Performance in research
The UAE's performance in research is also low compared to international benchmarks, with as little as 0.1 per cent of the UAE's GDP spent on research and development (R&D) in 2007 and only six per cent of patents issued, versus the US that has allocated 2.67 per cent of its GDP to research.
"There is misalignment between the labour market's demands by discipline and the supply of university graduates. In addition, the majority of universities in the UAE focus on academic instruction. Only a few institutions support research activities, and this is what we are working with other authorities to change," said Ali.
According to the ADEC, very few federal and non-federal universities provide academic instruction which incorporates research. "A new funding model for higher education and research, which allocates specific funds to research initiatives, needs to be implemented," said the ADEC official.
ADEC has recently been incorporating changes to the education policy, in alignment with Abu Dhabi's social and econ-omic development plans.
The ADEC official said that the higher education system in Abu Dhabi faces four challenges: namely the misalignment of higher education output with Abu Dhabi's socioeconomic vision, insufficient quality of graduates and faculty, limited research and restricted opportunities in and access to quality higher education.

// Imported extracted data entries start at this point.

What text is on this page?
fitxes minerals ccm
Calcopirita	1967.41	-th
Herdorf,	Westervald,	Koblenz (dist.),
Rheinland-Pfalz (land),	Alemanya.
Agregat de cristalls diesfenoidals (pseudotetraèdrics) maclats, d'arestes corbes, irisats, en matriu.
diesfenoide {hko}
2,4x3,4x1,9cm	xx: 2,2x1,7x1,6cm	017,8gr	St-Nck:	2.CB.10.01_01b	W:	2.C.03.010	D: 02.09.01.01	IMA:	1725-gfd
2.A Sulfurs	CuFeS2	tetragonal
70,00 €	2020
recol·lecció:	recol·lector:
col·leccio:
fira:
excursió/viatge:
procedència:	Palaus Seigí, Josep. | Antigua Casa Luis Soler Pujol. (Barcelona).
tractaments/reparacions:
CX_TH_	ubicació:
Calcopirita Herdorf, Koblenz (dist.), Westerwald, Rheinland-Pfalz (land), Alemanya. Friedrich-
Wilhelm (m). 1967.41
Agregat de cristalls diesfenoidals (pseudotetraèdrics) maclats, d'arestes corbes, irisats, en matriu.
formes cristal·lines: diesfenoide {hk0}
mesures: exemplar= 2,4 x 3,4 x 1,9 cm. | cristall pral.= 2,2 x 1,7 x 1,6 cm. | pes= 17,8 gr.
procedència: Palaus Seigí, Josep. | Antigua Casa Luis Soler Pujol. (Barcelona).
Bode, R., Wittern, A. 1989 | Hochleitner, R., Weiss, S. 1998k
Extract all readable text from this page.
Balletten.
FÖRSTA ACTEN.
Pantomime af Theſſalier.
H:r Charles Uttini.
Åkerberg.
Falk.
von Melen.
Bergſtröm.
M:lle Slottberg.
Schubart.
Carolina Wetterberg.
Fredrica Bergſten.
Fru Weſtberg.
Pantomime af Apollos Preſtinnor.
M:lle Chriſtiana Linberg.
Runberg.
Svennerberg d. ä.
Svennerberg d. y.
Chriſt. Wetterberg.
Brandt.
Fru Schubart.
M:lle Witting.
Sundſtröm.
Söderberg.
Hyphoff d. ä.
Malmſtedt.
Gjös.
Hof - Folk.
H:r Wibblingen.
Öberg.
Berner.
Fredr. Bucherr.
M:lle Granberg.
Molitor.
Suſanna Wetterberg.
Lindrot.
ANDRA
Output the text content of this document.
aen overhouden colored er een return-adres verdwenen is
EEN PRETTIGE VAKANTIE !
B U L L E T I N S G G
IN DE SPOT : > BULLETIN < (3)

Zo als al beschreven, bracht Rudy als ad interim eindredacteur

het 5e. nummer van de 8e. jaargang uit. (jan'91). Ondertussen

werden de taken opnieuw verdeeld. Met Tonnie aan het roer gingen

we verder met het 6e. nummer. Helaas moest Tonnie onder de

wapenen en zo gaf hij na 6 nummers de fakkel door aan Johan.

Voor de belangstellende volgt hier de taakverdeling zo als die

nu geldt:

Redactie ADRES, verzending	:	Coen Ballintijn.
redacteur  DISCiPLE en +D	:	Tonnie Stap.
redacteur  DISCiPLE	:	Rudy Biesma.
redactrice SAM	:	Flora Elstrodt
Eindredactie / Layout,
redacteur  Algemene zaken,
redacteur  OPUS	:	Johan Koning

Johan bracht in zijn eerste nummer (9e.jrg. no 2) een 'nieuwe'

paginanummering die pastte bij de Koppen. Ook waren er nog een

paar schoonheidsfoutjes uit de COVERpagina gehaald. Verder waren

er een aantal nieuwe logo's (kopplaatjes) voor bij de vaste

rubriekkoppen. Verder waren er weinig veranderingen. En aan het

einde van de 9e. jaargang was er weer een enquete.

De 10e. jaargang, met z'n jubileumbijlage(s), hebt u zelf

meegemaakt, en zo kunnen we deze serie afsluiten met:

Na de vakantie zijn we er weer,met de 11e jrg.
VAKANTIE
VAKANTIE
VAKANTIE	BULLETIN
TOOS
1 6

He added that the six underlining causes include low preparation level of school students, inadequate quality assurance; limited and unfocused programme offerings; difficulty in attracting and retaining quality faculty; insufficient funding, and underdeveloped research and innovation environment.
"For instance, there are nine per cent of students in the emirate graduating in law, 17 per cent in sciences, and 13 per cent in humanities.
However there is only a 3.5 per cent demand in the labour market for law graduates, two per cent for science graduates, and six per cent for graduates in the humanities," he said.
Since universities in Abu Dhabi rank relatively low in international rankings of higher education, ADEC has recommended the set-up of a science and technology research committee to guide and implement the emirate's R&D strategy.
In addition, a new agency for research funding will be created to invest in strategic areas aligned with Abu Dhabi's priority sectors.